Entre tanto, ciertas conductas presidenciales impropias realizadas en el marco de un sistema criminalizado más amplio parecen atender los intereses de organismos políticos más que económicos. El expresidente de El Salvador Antonio Saca, cuyo periodo fue de 2004 a 2009, por ejemplo, fue arrestado en octubre de 2016 por el desvío de fondos del gobierno a una "cuenta secreta", que se cree fue usada por los políticos para malversar fondos por años, informó El Faro. Los cargos que enfrenta son lavado de dinero, malversación y concierto para delinquir.

En lo que respecta al predecesor de Saca, el expresidente Francisco Flores —cuyo periodo de gobierno fue de 1999 a 2004— debía comparecer en juicio por cuatro acusaciones distintas antes de su muerte, en enero de 2016. Una de las acusaciones alegaba que Flores desvió US$10 millones de ayuda humanitaria internacional proveniente de Taiwán a su partido político, parte de cuyos fondos eventualmente servirían para financiar la campaña electoral en la que salió elegido Saca en 2004.

3) La excepción

El último tipo es la excepción; el clásico crimen de oportunidad, que ofrece a sus participantes un golpe de suerte, pero no hace parte necesariamente de un esquema sostenido en el tiempo. Este tipo de chanchullo, sin embargo, en ocasiones es difícil de separar de los otros dos, pues muchas veces depende de la implantación de un sistema corrupto.

Por ejemplo, en marzo de 2014 el presidente de Guatemala de 2000 a 2004, Alfonso Portillo, se declaró culpable en un juzgado estadounidense por el lavado de US$2,5 millones en coimas del gobierno de Taiwán, a cambio de mantener el reconocimiento diplomático de Guatemala a su país. Hasta el momento no existe evidencia de que este esquema se hubiera repetido o fuera parte de una operación más amplia y estructurada.

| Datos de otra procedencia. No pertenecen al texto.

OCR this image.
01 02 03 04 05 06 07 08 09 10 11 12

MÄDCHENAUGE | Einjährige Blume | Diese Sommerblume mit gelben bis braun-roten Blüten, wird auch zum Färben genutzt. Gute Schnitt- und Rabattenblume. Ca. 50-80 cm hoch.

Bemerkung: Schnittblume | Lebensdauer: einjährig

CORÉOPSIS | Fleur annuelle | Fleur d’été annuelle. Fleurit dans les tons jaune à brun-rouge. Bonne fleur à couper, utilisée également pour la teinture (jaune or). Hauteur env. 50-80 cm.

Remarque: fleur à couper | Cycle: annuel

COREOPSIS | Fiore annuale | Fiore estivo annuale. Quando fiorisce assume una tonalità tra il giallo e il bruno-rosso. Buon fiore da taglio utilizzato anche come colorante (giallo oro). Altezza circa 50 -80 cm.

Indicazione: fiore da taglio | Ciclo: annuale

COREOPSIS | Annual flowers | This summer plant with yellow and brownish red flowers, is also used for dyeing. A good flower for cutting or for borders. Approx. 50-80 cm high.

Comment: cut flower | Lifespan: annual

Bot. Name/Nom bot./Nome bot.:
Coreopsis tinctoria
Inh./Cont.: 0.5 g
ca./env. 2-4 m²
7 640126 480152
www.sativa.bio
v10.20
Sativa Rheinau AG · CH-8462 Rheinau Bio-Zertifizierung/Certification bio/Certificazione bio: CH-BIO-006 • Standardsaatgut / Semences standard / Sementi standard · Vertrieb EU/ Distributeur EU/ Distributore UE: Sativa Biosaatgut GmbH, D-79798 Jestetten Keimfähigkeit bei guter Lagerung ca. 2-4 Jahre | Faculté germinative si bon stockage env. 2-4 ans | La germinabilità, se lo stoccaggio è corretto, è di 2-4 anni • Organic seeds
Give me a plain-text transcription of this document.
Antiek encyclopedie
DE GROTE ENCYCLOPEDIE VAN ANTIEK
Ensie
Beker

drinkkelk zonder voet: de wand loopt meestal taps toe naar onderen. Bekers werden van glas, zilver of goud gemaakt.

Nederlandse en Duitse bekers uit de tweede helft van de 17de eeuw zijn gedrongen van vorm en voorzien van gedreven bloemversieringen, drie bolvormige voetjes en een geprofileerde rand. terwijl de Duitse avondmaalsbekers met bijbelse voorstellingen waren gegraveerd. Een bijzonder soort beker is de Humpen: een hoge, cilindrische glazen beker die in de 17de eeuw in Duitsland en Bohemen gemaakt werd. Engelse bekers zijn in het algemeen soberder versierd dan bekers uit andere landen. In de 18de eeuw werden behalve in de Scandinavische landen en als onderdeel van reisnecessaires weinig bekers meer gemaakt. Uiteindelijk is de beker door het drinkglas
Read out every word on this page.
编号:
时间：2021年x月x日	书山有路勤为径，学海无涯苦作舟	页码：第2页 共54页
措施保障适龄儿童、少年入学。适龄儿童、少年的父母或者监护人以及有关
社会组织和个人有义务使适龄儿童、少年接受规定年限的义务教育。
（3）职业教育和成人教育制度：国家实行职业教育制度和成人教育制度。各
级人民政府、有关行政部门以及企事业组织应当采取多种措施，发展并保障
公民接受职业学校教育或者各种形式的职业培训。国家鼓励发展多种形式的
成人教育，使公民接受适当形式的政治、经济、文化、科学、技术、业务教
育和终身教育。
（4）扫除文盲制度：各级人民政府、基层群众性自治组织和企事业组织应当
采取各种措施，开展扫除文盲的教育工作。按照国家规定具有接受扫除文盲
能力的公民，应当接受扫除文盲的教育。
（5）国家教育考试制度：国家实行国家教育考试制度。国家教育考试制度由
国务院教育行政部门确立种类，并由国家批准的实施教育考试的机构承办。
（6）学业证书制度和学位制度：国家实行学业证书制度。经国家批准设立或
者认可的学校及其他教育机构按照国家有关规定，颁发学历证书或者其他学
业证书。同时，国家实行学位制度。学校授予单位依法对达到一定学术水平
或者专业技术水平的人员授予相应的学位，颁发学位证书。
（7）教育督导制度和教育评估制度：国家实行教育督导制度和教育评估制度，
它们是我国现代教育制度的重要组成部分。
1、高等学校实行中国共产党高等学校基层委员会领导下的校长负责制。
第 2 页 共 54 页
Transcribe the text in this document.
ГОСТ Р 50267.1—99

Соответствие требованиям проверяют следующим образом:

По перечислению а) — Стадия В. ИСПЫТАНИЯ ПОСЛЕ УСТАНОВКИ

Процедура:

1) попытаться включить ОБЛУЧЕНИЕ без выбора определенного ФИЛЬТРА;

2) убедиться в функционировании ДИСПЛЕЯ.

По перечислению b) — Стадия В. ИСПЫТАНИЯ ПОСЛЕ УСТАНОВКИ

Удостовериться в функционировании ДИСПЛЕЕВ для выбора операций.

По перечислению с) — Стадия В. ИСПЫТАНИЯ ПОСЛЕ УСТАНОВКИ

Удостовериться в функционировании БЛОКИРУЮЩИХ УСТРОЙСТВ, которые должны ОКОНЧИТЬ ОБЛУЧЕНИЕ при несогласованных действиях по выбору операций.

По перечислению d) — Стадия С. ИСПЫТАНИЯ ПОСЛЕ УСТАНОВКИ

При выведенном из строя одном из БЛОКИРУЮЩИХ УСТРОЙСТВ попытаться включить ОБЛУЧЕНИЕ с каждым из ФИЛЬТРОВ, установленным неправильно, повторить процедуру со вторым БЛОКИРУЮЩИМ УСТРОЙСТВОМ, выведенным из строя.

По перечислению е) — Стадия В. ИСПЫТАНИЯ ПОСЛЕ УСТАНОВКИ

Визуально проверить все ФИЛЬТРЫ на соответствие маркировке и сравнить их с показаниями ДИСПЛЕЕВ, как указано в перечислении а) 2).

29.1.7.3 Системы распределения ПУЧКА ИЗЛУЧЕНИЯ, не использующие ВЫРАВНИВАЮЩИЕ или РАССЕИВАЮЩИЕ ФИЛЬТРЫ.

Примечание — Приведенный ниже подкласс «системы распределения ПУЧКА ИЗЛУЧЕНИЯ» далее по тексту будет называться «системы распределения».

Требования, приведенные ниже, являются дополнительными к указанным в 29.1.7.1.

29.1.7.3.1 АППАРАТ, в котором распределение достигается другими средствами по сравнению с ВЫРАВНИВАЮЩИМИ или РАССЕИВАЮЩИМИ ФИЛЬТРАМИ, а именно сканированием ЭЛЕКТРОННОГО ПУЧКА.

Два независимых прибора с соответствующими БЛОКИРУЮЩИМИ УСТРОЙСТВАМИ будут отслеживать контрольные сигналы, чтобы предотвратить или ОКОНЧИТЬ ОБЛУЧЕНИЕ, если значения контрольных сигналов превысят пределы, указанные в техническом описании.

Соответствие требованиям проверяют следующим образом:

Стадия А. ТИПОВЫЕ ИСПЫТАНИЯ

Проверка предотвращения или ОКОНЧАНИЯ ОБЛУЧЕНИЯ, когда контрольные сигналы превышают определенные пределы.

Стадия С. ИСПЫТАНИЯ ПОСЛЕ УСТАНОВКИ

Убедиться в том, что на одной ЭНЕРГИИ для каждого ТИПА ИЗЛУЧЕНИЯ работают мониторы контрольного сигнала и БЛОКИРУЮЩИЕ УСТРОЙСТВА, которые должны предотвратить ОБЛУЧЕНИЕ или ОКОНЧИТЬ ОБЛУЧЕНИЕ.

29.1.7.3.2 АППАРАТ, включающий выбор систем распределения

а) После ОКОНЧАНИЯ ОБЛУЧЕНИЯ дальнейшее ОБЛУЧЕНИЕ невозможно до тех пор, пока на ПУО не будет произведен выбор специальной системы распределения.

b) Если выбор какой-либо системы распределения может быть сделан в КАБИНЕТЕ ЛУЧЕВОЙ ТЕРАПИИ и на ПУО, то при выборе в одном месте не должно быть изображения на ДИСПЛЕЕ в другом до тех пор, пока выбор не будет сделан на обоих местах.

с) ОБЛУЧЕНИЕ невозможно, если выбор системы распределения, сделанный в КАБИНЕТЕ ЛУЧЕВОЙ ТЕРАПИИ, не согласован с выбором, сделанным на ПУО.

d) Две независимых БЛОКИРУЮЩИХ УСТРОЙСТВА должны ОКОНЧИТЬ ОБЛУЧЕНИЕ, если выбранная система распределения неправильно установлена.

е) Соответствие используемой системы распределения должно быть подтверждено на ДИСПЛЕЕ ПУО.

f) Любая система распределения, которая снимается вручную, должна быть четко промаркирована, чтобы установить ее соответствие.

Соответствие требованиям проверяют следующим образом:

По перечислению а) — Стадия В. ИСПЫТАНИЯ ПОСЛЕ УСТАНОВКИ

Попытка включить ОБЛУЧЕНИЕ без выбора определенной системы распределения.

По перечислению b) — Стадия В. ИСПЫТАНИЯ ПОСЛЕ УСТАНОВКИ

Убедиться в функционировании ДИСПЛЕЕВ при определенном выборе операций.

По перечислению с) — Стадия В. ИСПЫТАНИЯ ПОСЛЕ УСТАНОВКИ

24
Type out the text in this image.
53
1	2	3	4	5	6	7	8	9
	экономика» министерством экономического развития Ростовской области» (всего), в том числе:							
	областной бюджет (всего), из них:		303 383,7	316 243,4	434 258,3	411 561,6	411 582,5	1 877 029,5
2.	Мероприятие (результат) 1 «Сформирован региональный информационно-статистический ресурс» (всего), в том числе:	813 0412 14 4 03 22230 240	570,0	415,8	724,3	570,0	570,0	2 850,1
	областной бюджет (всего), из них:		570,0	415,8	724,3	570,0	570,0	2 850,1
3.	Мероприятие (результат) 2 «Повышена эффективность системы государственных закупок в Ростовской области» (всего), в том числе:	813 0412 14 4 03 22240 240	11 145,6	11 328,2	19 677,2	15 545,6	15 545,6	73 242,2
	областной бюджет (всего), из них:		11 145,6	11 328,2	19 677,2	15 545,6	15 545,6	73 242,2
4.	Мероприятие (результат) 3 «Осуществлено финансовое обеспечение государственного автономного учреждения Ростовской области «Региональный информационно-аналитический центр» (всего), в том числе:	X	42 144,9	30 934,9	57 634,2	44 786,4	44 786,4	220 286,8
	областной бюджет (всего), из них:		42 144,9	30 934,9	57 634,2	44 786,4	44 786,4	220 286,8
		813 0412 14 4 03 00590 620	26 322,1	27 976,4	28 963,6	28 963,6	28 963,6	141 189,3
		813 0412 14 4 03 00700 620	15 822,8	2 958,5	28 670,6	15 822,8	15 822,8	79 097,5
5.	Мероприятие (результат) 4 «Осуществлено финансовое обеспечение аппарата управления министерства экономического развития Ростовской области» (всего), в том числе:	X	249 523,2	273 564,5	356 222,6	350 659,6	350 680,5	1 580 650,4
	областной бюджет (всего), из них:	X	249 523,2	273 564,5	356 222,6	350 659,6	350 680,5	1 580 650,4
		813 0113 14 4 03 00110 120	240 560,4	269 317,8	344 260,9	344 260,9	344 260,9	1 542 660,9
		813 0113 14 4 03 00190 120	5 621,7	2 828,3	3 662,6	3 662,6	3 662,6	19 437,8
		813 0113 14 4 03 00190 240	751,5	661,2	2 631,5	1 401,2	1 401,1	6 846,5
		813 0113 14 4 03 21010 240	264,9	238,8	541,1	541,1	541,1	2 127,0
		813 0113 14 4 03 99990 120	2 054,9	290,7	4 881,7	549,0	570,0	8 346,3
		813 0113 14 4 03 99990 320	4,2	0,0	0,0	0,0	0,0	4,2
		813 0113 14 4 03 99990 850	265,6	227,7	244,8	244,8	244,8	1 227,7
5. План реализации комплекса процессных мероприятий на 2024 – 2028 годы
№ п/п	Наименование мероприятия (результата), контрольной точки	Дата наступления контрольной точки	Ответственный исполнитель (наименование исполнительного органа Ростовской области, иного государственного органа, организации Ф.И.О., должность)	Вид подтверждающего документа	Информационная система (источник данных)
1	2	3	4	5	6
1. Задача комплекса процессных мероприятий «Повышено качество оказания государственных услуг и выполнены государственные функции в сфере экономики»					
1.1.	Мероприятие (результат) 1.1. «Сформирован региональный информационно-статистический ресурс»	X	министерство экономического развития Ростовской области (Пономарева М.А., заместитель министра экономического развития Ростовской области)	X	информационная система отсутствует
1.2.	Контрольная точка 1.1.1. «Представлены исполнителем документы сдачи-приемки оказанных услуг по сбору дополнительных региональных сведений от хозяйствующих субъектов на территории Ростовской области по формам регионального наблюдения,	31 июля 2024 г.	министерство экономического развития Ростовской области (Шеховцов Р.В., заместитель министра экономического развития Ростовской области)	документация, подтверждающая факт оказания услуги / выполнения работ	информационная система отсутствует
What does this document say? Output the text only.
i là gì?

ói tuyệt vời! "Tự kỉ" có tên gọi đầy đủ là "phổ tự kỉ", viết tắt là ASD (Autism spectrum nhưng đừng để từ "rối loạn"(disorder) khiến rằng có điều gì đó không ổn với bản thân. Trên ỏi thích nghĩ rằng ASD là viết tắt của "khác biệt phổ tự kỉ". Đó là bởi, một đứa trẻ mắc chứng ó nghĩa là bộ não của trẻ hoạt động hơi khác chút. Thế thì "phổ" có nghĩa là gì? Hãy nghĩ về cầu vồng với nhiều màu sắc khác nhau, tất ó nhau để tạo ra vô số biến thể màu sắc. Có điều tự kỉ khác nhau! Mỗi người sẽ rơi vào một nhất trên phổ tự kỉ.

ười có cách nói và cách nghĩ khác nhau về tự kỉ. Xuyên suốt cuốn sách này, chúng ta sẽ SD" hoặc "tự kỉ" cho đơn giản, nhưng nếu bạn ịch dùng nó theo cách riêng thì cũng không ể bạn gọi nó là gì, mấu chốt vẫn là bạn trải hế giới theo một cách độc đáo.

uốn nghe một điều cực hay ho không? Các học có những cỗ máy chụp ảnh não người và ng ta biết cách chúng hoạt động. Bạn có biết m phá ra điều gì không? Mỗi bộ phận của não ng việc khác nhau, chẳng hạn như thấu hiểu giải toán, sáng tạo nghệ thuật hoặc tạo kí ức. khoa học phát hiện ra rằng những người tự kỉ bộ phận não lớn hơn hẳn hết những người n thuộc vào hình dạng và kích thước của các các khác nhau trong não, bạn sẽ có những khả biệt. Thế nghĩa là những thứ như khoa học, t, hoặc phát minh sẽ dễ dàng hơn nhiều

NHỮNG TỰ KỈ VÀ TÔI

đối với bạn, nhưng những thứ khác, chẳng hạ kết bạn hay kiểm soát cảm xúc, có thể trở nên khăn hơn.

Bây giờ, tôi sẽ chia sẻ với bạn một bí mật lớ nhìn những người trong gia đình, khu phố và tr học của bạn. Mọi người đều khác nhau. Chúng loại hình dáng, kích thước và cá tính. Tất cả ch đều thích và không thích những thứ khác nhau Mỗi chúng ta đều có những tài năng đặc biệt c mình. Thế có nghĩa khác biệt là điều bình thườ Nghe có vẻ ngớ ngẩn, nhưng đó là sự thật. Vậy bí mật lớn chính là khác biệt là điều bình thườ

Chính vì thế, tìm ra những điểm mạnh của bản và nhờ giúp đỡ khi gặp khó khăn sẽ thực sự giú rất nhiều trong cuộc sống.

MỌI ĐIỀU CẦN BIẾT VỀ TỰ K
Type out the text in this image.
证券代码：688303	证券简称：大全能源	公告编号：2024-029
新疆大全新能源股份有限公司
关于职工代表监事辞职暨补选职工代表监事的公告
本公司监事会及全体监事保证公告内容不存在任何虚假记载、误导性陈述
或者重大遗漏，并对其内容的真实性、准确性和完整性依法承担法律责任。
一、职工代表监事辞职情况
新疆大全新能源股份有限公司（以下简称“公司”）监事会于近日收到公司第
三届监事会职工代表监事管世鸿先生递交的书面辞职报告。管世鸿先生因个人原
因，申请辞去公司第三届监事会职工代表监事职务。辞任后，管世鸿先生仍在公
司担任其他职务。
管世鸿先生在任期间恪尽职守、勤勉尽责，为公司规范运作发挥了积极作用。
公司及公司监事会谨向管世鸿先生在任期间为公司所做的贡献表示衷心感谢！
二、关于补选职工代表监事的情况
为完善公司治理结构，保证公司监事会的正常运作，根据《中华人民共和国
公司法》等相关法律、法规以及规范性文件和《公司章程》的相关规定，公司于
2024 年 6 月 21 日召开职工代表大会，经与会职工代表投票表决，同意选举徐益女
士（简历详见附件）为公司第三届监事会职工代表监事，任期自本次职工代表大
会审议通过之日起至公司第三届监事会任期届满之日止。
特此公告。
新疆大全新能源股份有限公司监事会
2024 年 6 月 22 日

Sin embargo, el soborno ocurrió en un entorno de corrupción gubernamental más amplio. La administración de Portillo tuvo que ver con otro esquema de corrupción y crimen organizado más prolongado, como fue la malversación de dineros del ejército de ese país. Y aunque la sentencia negociada con Estados Unidos eventualmente se centró en el soborno taiwanés, el pliego de cargos original acusaba a Portillo del lavado de más de US$70 millones de diversas fuentes.